19時開演 ザ・シンフォニーホール
今シーズン初のセンチュリー定期。
レズニチェク、デュティユーという一般的に馴染みのない作曲家の作品と、小林愛実さんをソリストに迎えたラフマニノフ「パガニーニの主題による狂詩曲」というプログラム。
チェコの作曲家レズニチェクの歌劇「ドンナ・ディアナ」序曲。序曲ばかりが演奏される「オペラあるある」ですが、本体のオペラも聴いてみたいと思わせる晴れやかで清々しい音楽で、シーズンの幕開けにふさわしい作品でした。
昨年の定期、モーツァルト「ジュノム」を降板された小林愛実さん、待望の定期登場です。「パガ狂」は意外にも今回が初出しだったとのこと。
しかし、この作品が愛実さんに合っていたのかどうか?
抒情的な表現には息を呑む美しさがあったのですが、全体を通して音量が不足。ホールの響きの特性もあり、私の座る2階席では、完全にオケに消されてピアノが全く聞こえない箇所があり、もどかしく感じてしまいました。

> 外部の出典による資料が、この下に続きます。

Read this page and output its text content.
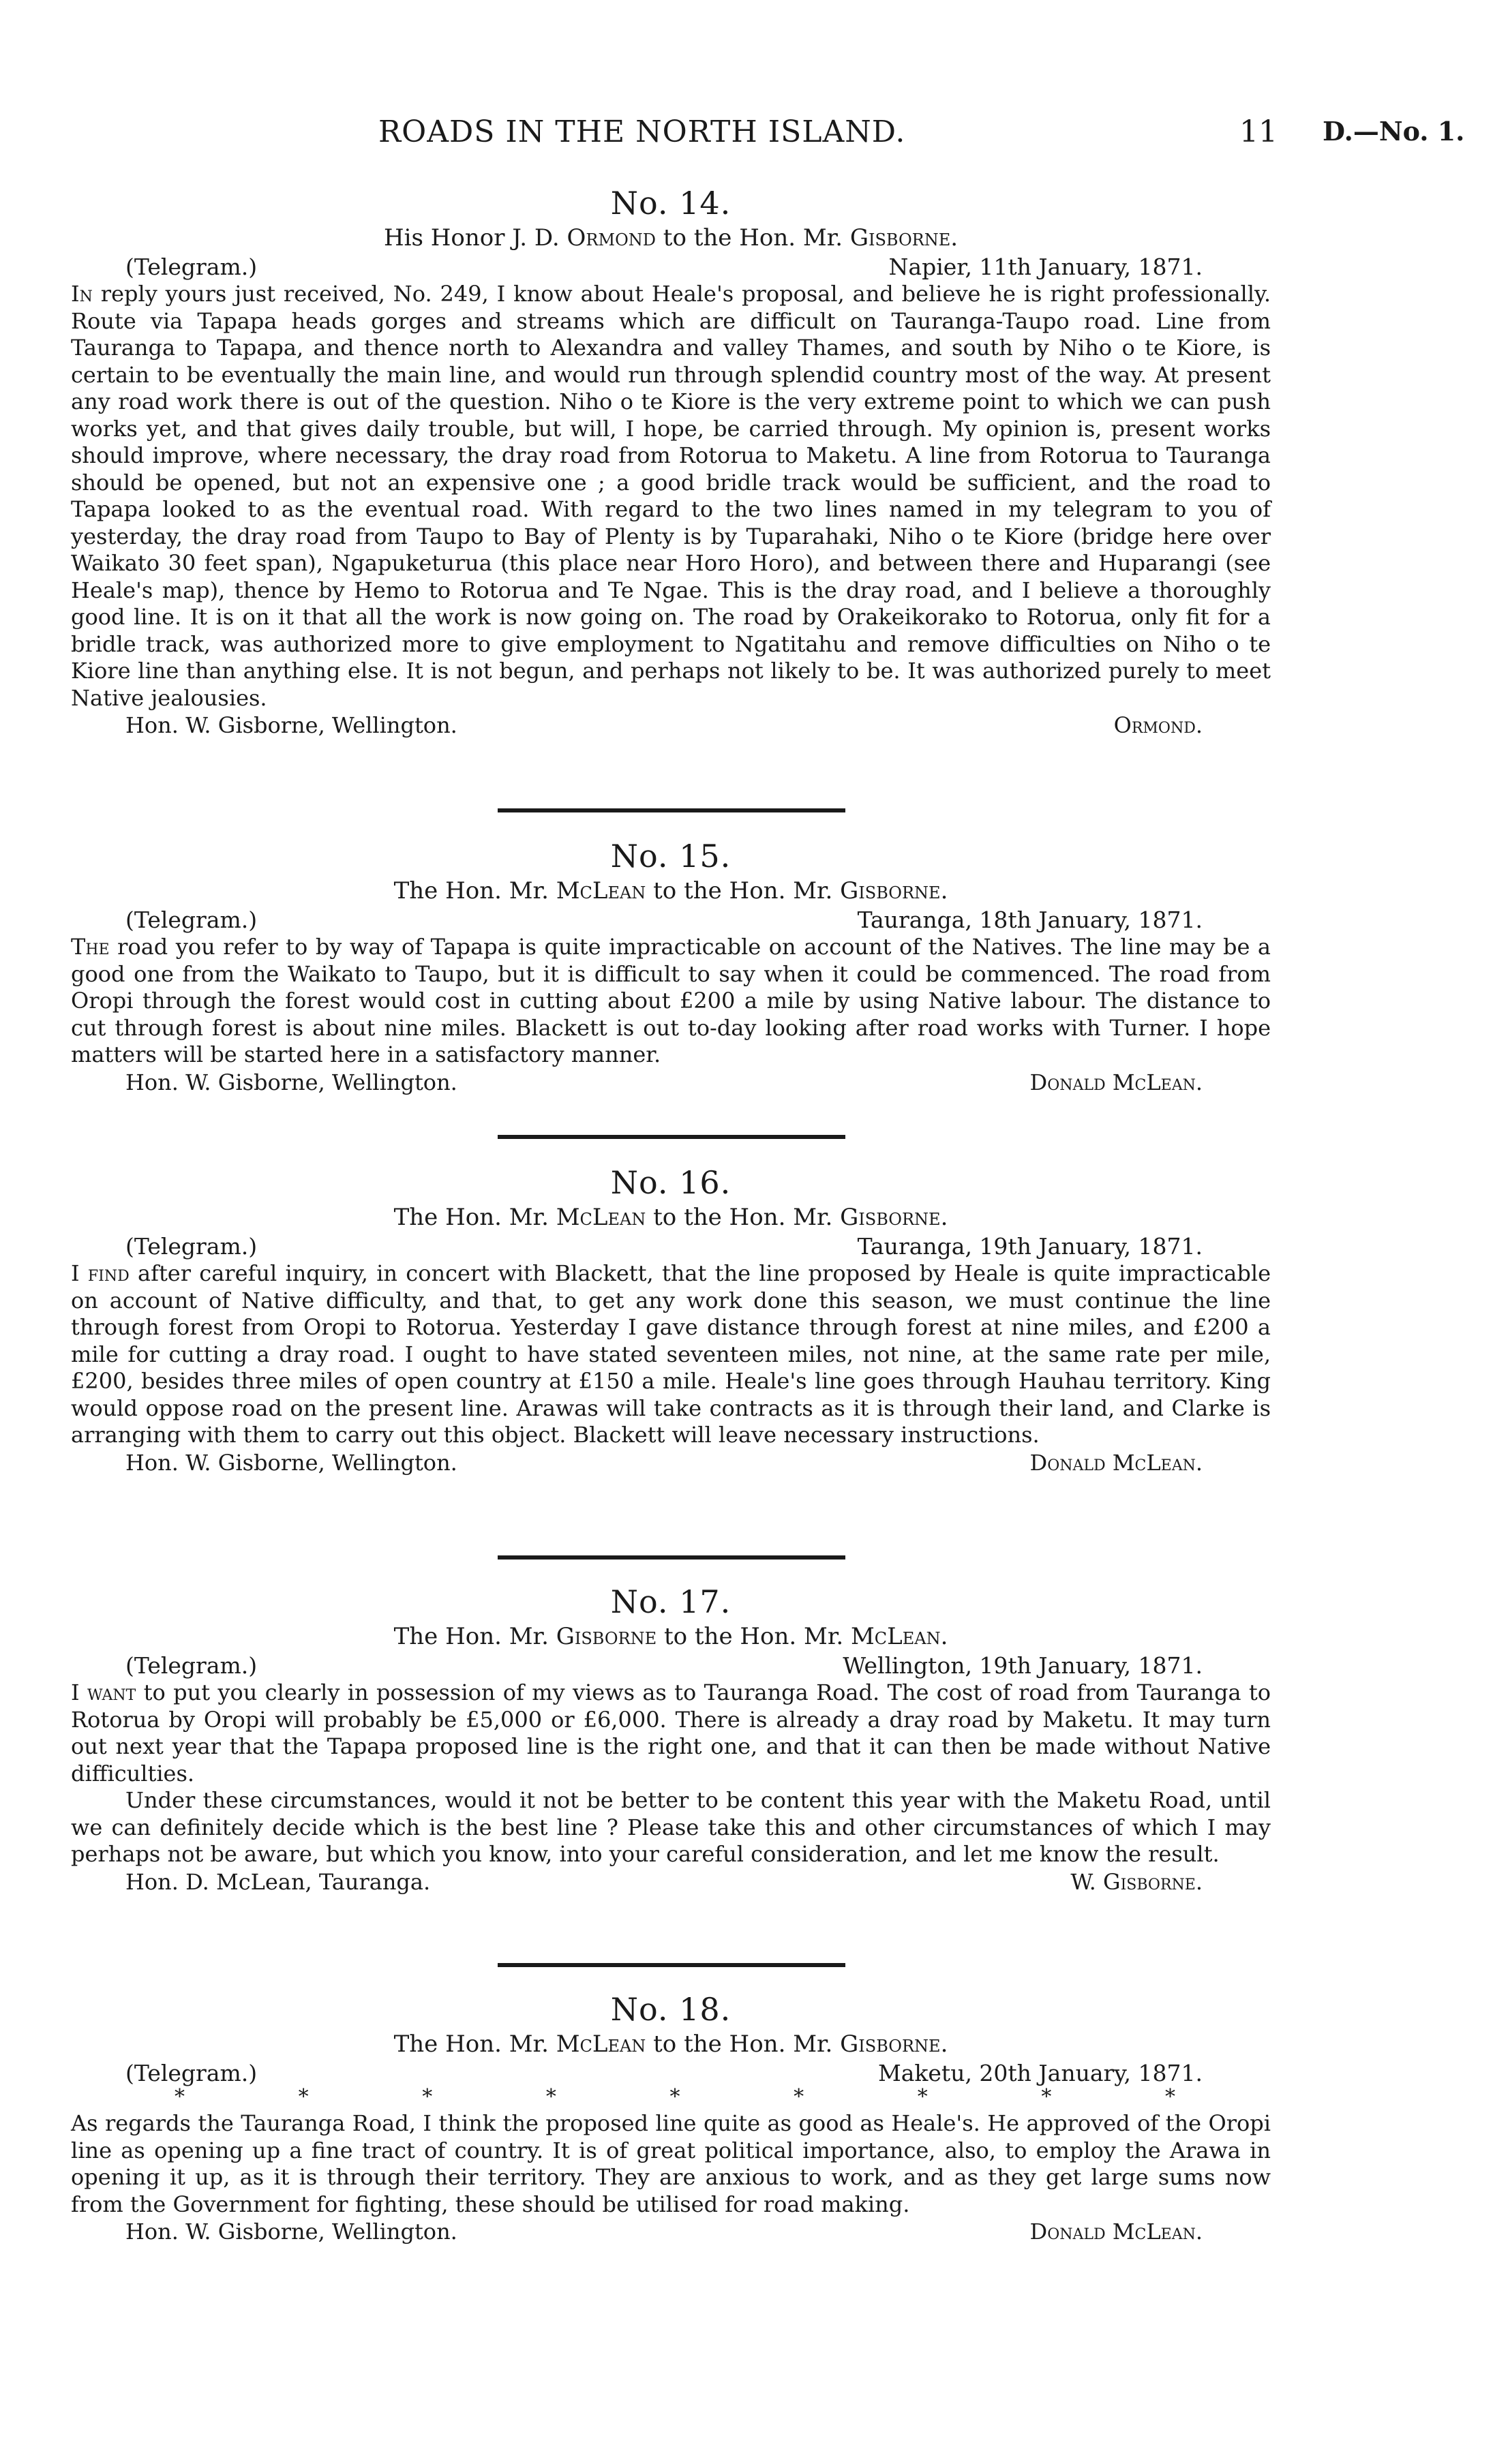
ROADS IN THE NORTH ISLAND.	11 D.—No. 1.
No. 14.
His Honor J. D. Ormond to the Hon. Mr. Gisborne.
(Telegram.)	Napier, 11th January, 1871.

In reply yours just received, No. 249, I know about Heale's proposal, and believe he is right professionally. Route via Tapapa heads gorges and streams which are difficult on Tauranga-Taupo road. Line from Tauranga to Tapapa, and thence north to Alexandra and valley Thames, and south by Niho o te Kiore, is certain to be eventually the main line, and would run through splendid country most of the way. At present any road work there is out of the question. Niho o te Kiore is the very extreme point to which we can push works yet, and that gives daily trouble, but will, I hope, be carried through. My opinion is, present works should improve, where necessary, the dray road from Rotorua to Maketu. A line from Rotorua to Tauranga should be opened, but not an expensive one ; a good bridle track would be sufficient, and the road to Tapapa looked to as the eventual road. With regard to the two lines named in my telegram to you of yesterday, the dray road from Taupo to Bay of Plenty is by Tuparahaki, Niho o te Kiore (bridge here over Waikato 30 feet span), Ngapuketurua (this place near Horo Horo), and between there and Huparangi (see Heale's map), thence by Hemo to Rotorua and Te Ngae. This is the dray road, and I believe a thoroughly good line. It is on it that all the work is now going on. The road by Orakeikorako to Rotorua, only fit for a bridle track, was authorized more to give employment to Ngatitahu and remove difficulties on Niho o te Kiore line than anything else. It is not begun, and perhaps not likely to be. It was authorized purely to meet Native jealousies.

Hon. W. Gisborne, Wellington.	Ormond.
No. 15.
The Hon. Mr. McLean to the Hon. Mr. Gisborne.
(Telegram.)	Tauranga, 18th January, 1871.

The road you refer to by way of Tapapa is quite impracticable on account of the Natives. The line may be a good one from the Waikato to Taupo, but it is difficult to say when it could be commenced. The road from Oropi through the forest would cost in cutting about £200 a mile by using Native labour. The distance to cut through forest is about nine miles. Blackett is out to-day looking after road works with Turner. I hope matters will be started here in a satisfactory manner.

Hon. W. Gisborne, Wellington.	Donald McLean.
No. 16.
The Hon. Mr. McLean to the Hon. Mr. Gisborne.
(Telegram.)	Tauranga, 19th January, 1871.

I find after careful inquiry, in concert with Blackett, that the line proposed by Heale is quite impracticable on account of Native difficulty, and that, to get any work done this season, we must continue the line through forest from Oropi to Rotorua. Yesterday I gave distance through forest at nine miles, and £200 a mile for cutting a dray road. I ought to have stated seventeen miles, not nine, at the same rate per mile, £200, besides three miles of open country at £150 a mile. Heale's line goes through Hauhau territory. King would oppose road on the present line. Arawas will take contracts as it is through their land, and Clarke is arranging with them to carry out this object. Blackett will leave necessary instructions.

Hon. W. Gisborne, Wellington.	Donald McLean.
No. 17.
The Hon. Mr. Gisborne to the Hon. Mr. McLean.
(Telegram.)	Wellington, 19th January, 1871.

I want to put you clearly in possession of my views as to Tauranga Road. The cost of road from Tauranga to Rotorua by Oropi will probably be £5,000 or £6,000. There is already a dray road by Maketu. It may turn out next year that the Tapapa proposed line is the right one, and that it can then be made without Native difficulties.

Under these circumstances, would it not be better to be content this year with the Maketu Road, until we can definitely decide which is the best line ? Please take this and other circumstances of which I may perhaps not be aware, but which you know, into your careful consideration, and let me know the result.

Hon. D. McLean, Tauranga.	W. Gisborne.
No. 18.
The Hon. Mr. McLean to the Hon. Mr. Gisborne.
(Telegram.)	Maketu, 20th January, 1871.
*	*	*	*	*	*	*	*	*

As regards the Tauranga Road, I think the proposed line quite as good as Heale's. He approved of the Oropi line as opening up a fine tract of country. It is of great political importance, also, to employ the Arawa in opening it up, as it is through their territory. They are anxious to work, and as they get large sums now from the Government for fighting, these should be utilised for road making.

Hon. W. Gisborne, Wellington.	Donald McLean.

較べるのは本意ではないですが、先日聴いた亀井聖矢さんの演奏が記憶に新しく、このパガ狂もやはりあれくらいの音量と躍動感で聴きたかったな、と。
アンコールで演奏されたショパンのノクターンは素晴らしく——モノローグのような歌心、呼吸感——やはりこれが愛実さんの本領では?と思った次第です。
後半はフランスの作曲家デュティユーの交響曲第1番。
作曲家の名前も知らなければ、その作品を聴いたこともない——しかし、これが定期演奏会に通う意味でもあります。1916年生まれ、とクラシックの中では近年の作曲家(しかも没年は2013年、ついこの間まで生きていた!)ですが、交響曲のフォーマットを守って作られています。調性が書かれていないので、それなりに現代音楽なのでしょうか?
うねうねと無窮動的に続く曲想は、キャッチーな旋律は持たないものの不思議と聴きやすい音楽で、艶やかなセンチュリーの響きに浸り、これぞ生で聴く醍醐味。コンマス荒井英治氏のソロが美しく印象的でした。